Run the scraper again and it will use the id from the notes.

If you run comicrack with this option "C:\Program Files\ComicRack\ComicRack.exe" -ssc

It will display the script console. I'd be curious to see the output from a couple comics that aren't getting matched.

rohan-gt commented 3 years ago

@SenorSmartyPants how do I contact you? I have a few ideas and would like to contribute to this project if I can

SenorSmartyPants commented 3 years ago

You're doing it.

rohan-gt commented 3 years ago

Okay @SenorSmartyPants some suggestions:

  1. Is would be useful to download the entire Comixology metadata into a local database with some filters like publisher to limit the data and then simply fetch the data from it to populate the comic info
  2. I don't know how the fuzzy matching is done at the moment but I believe it is possible to improve the logic and match comics to a very high degree since we are only matching digital releases and they usually have clean names as opposed to scans
  3. It would be useful to have some kind of matching between collected editions and single issues. I believe this info is already available in Comixology. This info can be then used to detect duplicates, missing issues etc.
SenorSmartyPants commented 3 years ago

Each one of these items should have been a separate issue.

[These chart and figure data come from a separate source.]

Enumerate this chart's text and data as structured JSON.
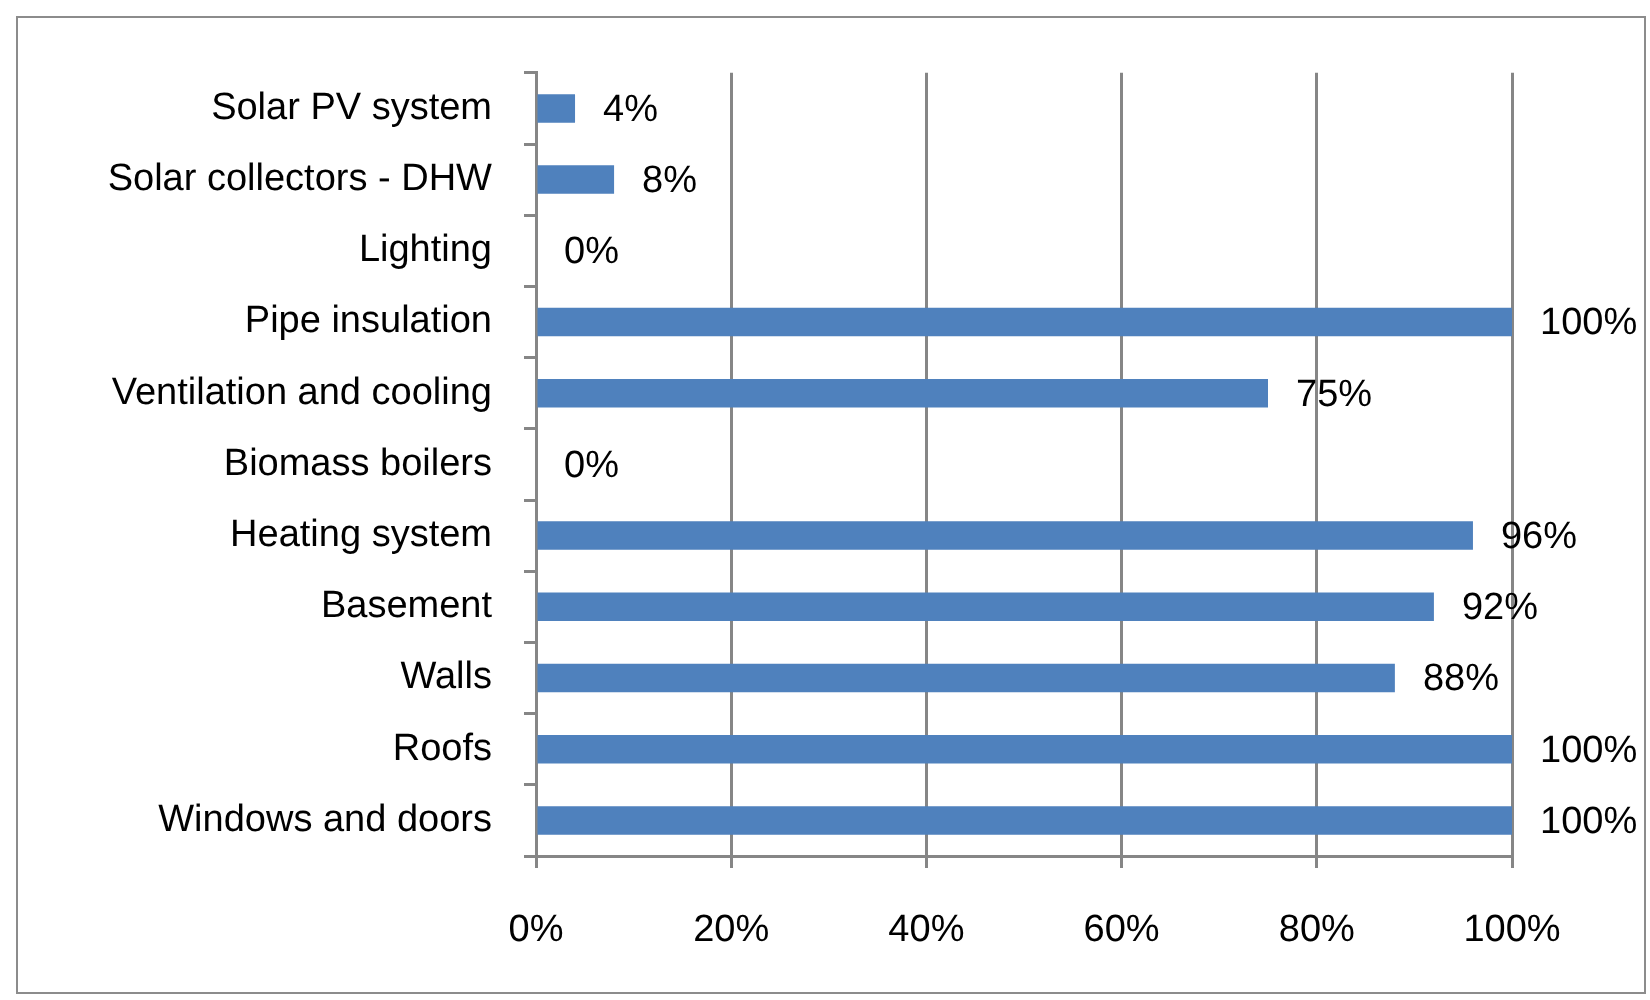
{
  "chart_data": {
    "type": "bar",
    "orientation": "horizontal",
    "categories": [
      "Solar PV system",
      "Solar collectors - DHW",
      "Lighting",
      "Pipe insulation",
      "Ventilation and cooling",
      "Biomass boilers",
      "Heating system",
      "Basement",
      "Walls",
      "Roofs",
      "Windows and doors"
    ],
    "values": [
      4,
      8,
      0,
      100,
      75,
      0,
      96,
      92,
      88,
      100,
      100
    ],
    "value_labels": [
      "4%",
      "8%",
      "0%",
      "100%",
      "75%",
      "0%",
      "96%",
      "92%",
      "88%",
      "100%",
      "100%"
    ],
    "color": "#4f81bd",
    "xlim": [
      0,
      100
    ],
    "xticks": [
      {
        "value": 0,
        "label": "0%"
      },
      {
        "value": 20,
        "label": "20%"
      },
      {
        "value": 40,
        "label": "40%"
      },
      {
        "value": 60,
        "label": "60%"
      },
      {
        "value": 80,
        "label": "80%"
      },
      {
        "value": 100,
        "label": "100%"
      }
    ],
    "grid": "x"
  }
}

But here goes:

  1. I'm not going to scrape the entire comixology site. There is not API provided by comixology to download all the metadata for everything. Select your issues and download for each of them.
  2. If you have specific examples of issues not being found (with filenames provided) I would be interested to see them. Getting good search results is something I am having issues with, but mostly because of google's bot detection.
  3. This is not a library management tool. Try ComicRack for finding duplicates. If collected edition information is ever scraped, where would it be stored?
rohan-gt commented 3 years ago
  1. Ah, okay I thought there was an API similar to ComicVine
  2. I'll try to get some examples out
  3. By duplicates I meant if you have both the trade paper back as well as the single issues within them separately, it would be useful to point those out. Comixology actually has the single issue links under the TPB page so if it's possible to store the IDs of the single issues within the TPB XML, you can reference it easily
rohan-gt commented 3 years ago

@SenorSmartyPants So I have files named: The Books of Magic (1993) (Digital).cbr Aquaman (2011-2016) Vol. 1 The Trench.cbr which aren't scraped

SenorSmartyPants commented 3 years ago

These look like graphic novels or trade paperbacks. The search is currently pretty specific to single issues. I'll see what I can do (assuming I'm not blocked by Google).

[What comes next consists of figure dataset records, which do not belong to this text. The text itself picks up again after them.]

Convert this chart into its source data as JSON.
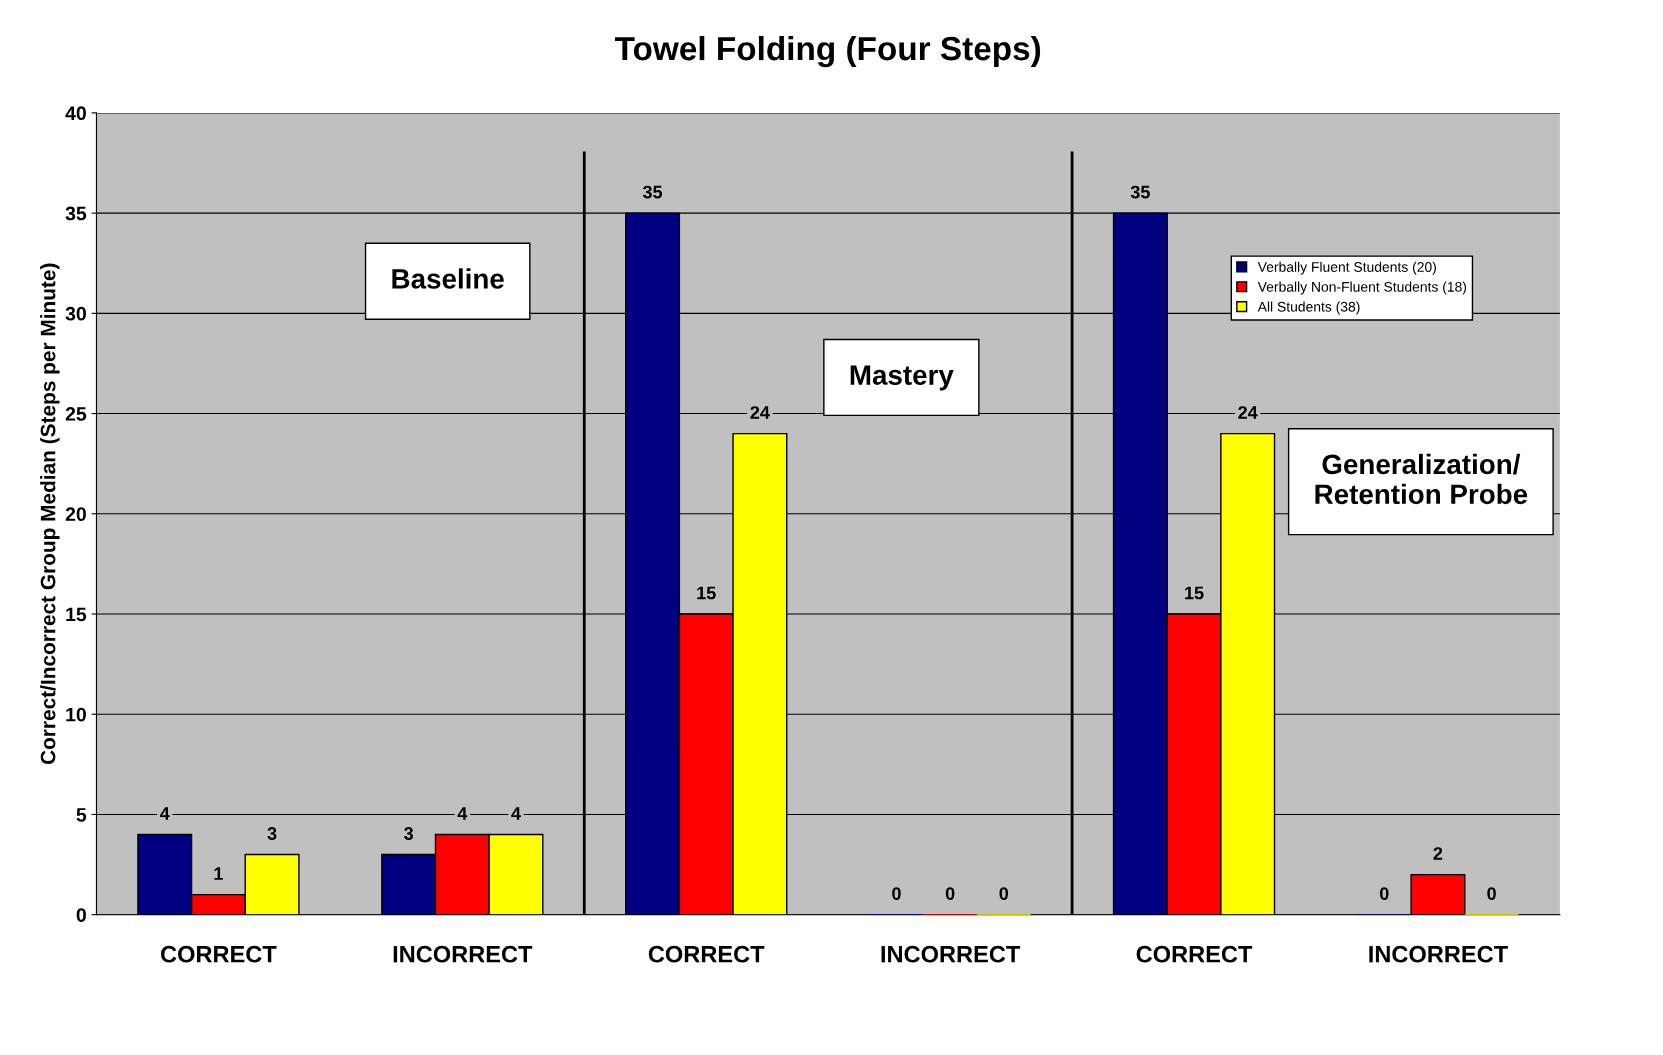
{
  "chart_data": {
    "type": "bar",
    "title": "Towel Folding (Four Steps)",
    "ylabel": "Correct/Incorrect Group Median (Steps per Minute)",
    "categories": [
      "CORRECT",
      "INCORRECT",
      "CORRECT",
      "INCORRECT",
      "CORRECT",
      "INCORRECT"
    ],
    "series": [
      {
        "name": "Verbally Fluent Students (20)",
        "color": "#000080",
        "values": [
          4,
          3,
          35,
          0,
          35,
          0
        ]
      },
      {
        "name": "Verbally Non-Fluent Students (18)",
        "color": "#ff0000",
        "values": [
          1,
          4,
          15,
          0,
          15,
          2
        ]
      },
      {
        "name": "All Students (38)",
        "color": "#ffff00",
        "values": [
          3,
          4,
          24,
          0,
          24,
          0
        ]
      }
    ],
    "ylim": [
      0,
      40
    ],
    "yticks": [
      0,
      5,
      10,
      15,
      20,
      25,
      30,
      35,
      40
    ],
    "grid": "y",
    "legend": "top right",
    "data_labels": true,
    "annotations": [
      "Baseline",
      "Mastery",
      "Generalization/\nRetention Probe"
    ]
  }
}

Are you scraping in comicrack or with the mylar version?

What's in the comicinfo.xml? If you are in ComicRack you can select a book and right click 'copy data' to get that info.

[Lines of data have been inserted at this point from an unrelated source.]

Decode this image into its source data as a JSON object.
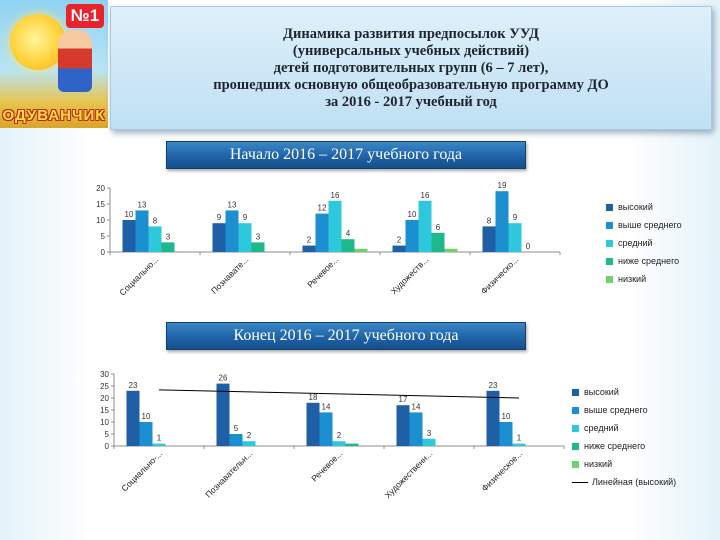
{
  "header": {
    "badge": "№1",
    "brand": "ОДУВАНЧИК",
    "title_lines": [
      "Динамика развития предпосылок УУД",
      "(универсальных учебных действий)",
      "детей подготовительных групп (6 – 7 лет),",
      "прошедших основную общеобразовательную программу ДО",
      "за  2016 - 2017 учебный год"
    ]
  },
  "banners": {
    "start": "Начало 2016 – 2017 учебного года",
    "end": "Конец 2016 –  2017 учебного года"
  },
  "colors": {
    "series": [
      "#1f5fa6",
      "#1b8fd0",
      "#2ec8dc",
      "#1fb88a",
      "#6fd26a"
    ],
    "axis": "#8c8c8c"
  },
  "chart_data": [
    {
      "type": "bar",
      "title": "",
      "categories": [
        "Социально...",
        "Познавате...",
        "Речевое...",
        "Художеств...",
        "Физическо..."
      ],
      "series": [
        {
          "name": "высокий",
          "values": [
            10,
            9,
            2,
            2,
            8
          ]
        },
        {
          "name": "выше среднего",
          "values": [
            13,
            13,
            12,
            10,
            19
          ]
        },
        {
          "name": "средний",
          "values": [
            8,
            9,
            16,
            16,
            9
          ]
        },
        {
          "name": "ниже среднего",
          "values": [
            3,
            3,
            4,
            6,
            0
          ]
        },
        {
          "name": "низкий",
          "values": [
            0,
            0,
            1,
            1,
            0
          ]
        }
      ],
      "data_labels": [
        [
          "10",
          "9",
          "2",
          "2",
          "8"
        ],
        [
          "13",
          "13",
          "12",
          "10",
          "19"
        ],
        [
          "8",
          "9",
          "16",
          "16",
          "9"
        ],
        [
          "3",
          "3",
          "4",
          "6",
          "0"
        ],
        [
          "",
          "",
          "",
          "",
          ""
        ]
      ],
      "ylim": [
        0,
        20
      ],
      "yticks": [
        0,
        5,
        10,
        15,
        20
      ],
      "legend_position": "right"
    },
    {
      "type": "bar",
      "title": "",
      "categories": [
        "Социально-...",
        "Познавательн...",
        "Речевое...",
        "Художественн...",
        "Физическое..."
      ],
      "series": [
        {
          "name": "высокий",
          "values": [
            23,
            26,
            18,
            17,
            23
          ]
        },
        {
          "name": "выше среднего",
          "values": [
            10,
            5,
            14,
            14,
            10
          ]
        },
        {
          "name": "средний",
          "values": [
            1,
            2,
            2,
            3,
            1
          ]
        },
        {
          "name": "ниже среднего",
          "values": [
            0,
            0,
            1,
            0,
            0
          ]
        },
        {
          "name": "низкий",
          "values": [
            0,
            0,
            0,
            0,
            0
          ]
        }
      ],
      "data_labels": [
        [
          "23",
          "26",
          "18",
          "17",
          "23"
        ],
        [
          "10",
          "5",
          "14",
          "14",
          "10"
        ],
        [
          "1",
          "2",
          "2",
          "3",
          "1"
        ],
        [
          "",
          "",
          "",
          "",
          ""
        ],
        [
          "",
          "",
          "",
          "",
          ""
        ]
      ],
      "trendline": {
        "name": "Линейная (высокий)",
        "start": 23.4,
        "end": 20.0
      },
      "ylim": [
        0,
        30
      ],
      "yticks": [
        0,
        5,
        10,
        15,
        20,
        25,
        30
      ],
      "legend_position": "right"
    }
  ]
}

rohan-gt commented 3 years ago

@SenorSmartyPants yes they are TPBs. I'm using ComicRack. There's no info generated since I get a message saying 0 comics scraped, 1 skipped. It seems easy to implement. You just need to fuzzy match the name with a high percentage score (95%) along with the year if it is provided

SenorSmartyPants commented 3 years ago

Comicrack will parse the file name, so there's probably proposed values at least of these books. So I'd still like a copy data output. And console output, which you can get if you run CR with the a shortcut like this "C:\Program Files\ComicRack\ComicRack.exe" -ssc

You're welcome to submit a pull request as well. But I won't merge it until I can test it not working (which is why I want the data I'm asking for).